Final version. I’ve stolen off Fagan and will send him 10% commission when the Gorey Guardian prints it and pays me €15.
“HATS. FLAGS and HEADBANDS!?”
The cry is as much a part of the GAA match experience as the rusty turnstile and the over-priced programme. I decided to approach a “casual trader”, or “hawker”, as they’re universally known, and see what’s it’s like to be the one calling out that immortal phrase.
At first, John* looks perplexed as to why anyone would want to ask him any questions other than, perhaps, “how much is that Monaghan flag?”. Nevertheless, he tolerates my presence with unfailing politeness, as himself and his sales assistant go about packing up. A job, I see, which involves the filing away of county colours with no little amount of military precision.
I begin with a variant of the “do you come here often?” line.
“30 years here”, he tells me.
What got him into it?
“I was unemployed and gave it a go and I’m still at it.”.
John’s from Pearse Street originally but lives in Ballybough and prefers the hurlers to the footballers. I’m shocked already, but admire his good taste. I ask him does he mind missing being at the football matches anyway, in this era of Dublin success. Not really, as it happens.
”I’d be for the Dubs, d’you know what I mean? But, I’d rather the hurling than the football”.
I had looked up the rates for the casual trader licenses on the Dublin Council website and tentatively asked John if he has one. “Oh yeah, I’m working right now. It’s €38 for Croke Park days and €25 for down the o2.”
If you want to make a living as a casual trader it seems you have to put the hours in.
“You have to be pro-active now”, John tells me. “Years ago there was a handful of us doing it and now there’s hundreds out”. John says he’ll be out two hours before the first match of the day.
I ask him if he just does Croke Park and he scoffs and tells me he’ll be at the o2 and anywhere else hosting a big event, all year round.
Casual traders selling hats, flags and headbands (with a nod to the enterprising ladies who sell 3 chocolate bars for a pound, out of a pram) have been around since the 1960’s. Before that I’m told that it was customary for men to pin pennants featuring the stars of the day to the lapels of their suit jackets. I ask the oldest person I have to hand, (my dad, 60), what he remembers them selling. “Rosettes, paper hats and miniature dolls to wear on one’s chest”, he tells me.

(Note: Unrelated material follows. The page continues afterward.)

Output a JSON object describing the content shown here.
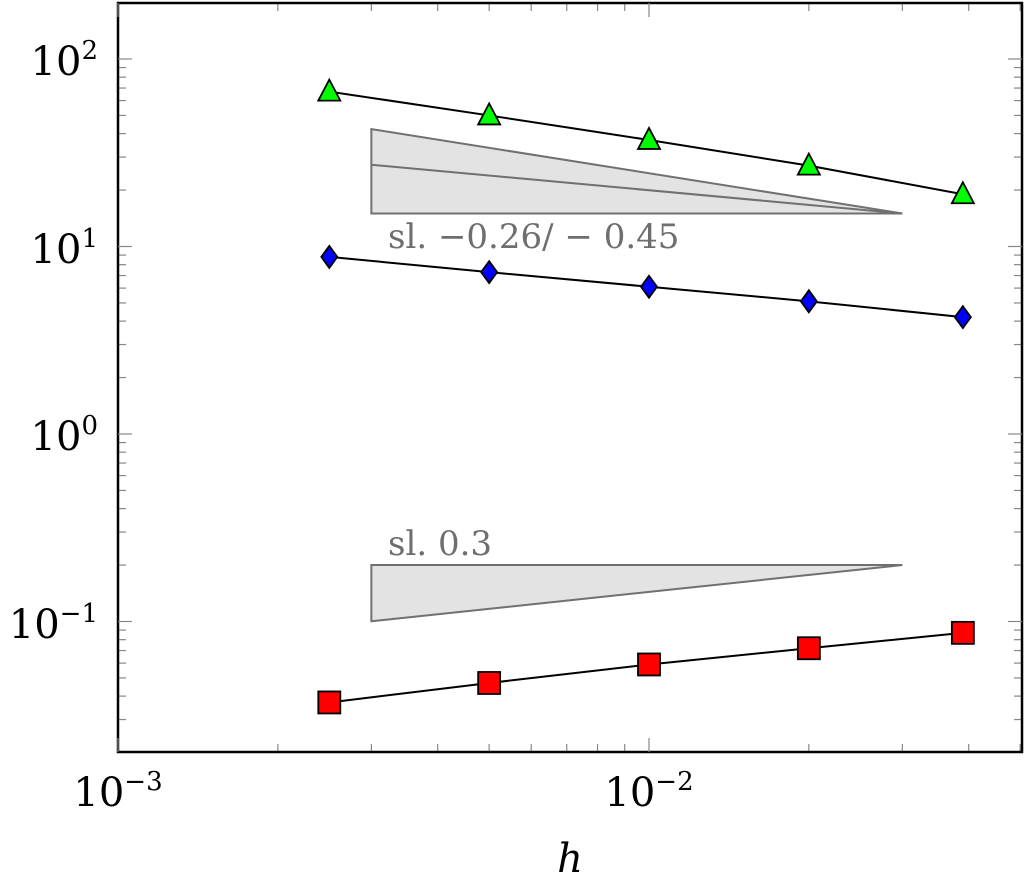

“When it rained, the dye in the paper hats ran down your face”. This led, he says, to many a person in the stadium sitting or standing with what looked like a county colours face-painting job gone wrong.
I quickly see how the (cotton/cowboy) hats, flags and headbands took over.
Whilst they need not diversify much, competition appears to have made the business even harder.
“You have your good days and your bad days”, John tells me.
Dubs matches, I enquire, must be the best days?
John is quick to reply: “No. You’d be surprised. Dubs in an All-Ireland final, maybe, but what you want is a team that doesn’t get to Croke Park often, a team that hasn’t been up here in years. They buy the most souvenirs.”
I chance my arm and ask him who his best ever customers were. For a moment, he stares off into the distance, a grin grows on his face, and, eventually, he replies: “Donegal, 1992”.
Yeah?
“Yeah. I went up on the Saturday, the day before the final and I cleaned up.”
That heart-warming story aside, he has nothing but scorn for the “drunk northerners” who booze all the way down on the coach and then interfere with his stall when they get off the bus.
“Messy fuckers”, he says.
To round off, I ask him will he be at the Limerick-Kilkenny Hurling semi-final the next day.
Almost before I finish the question he replies:
“Oh, rain, hail or snow. Rain, hail or snow.”
I was at that game myself and we had both rain and hail. Sure enough, there he was, plastic covers shielding his wares and extolling the virtues of a Limerick flag to a potential customer as I walked by.
*“John” refused to tell me his name.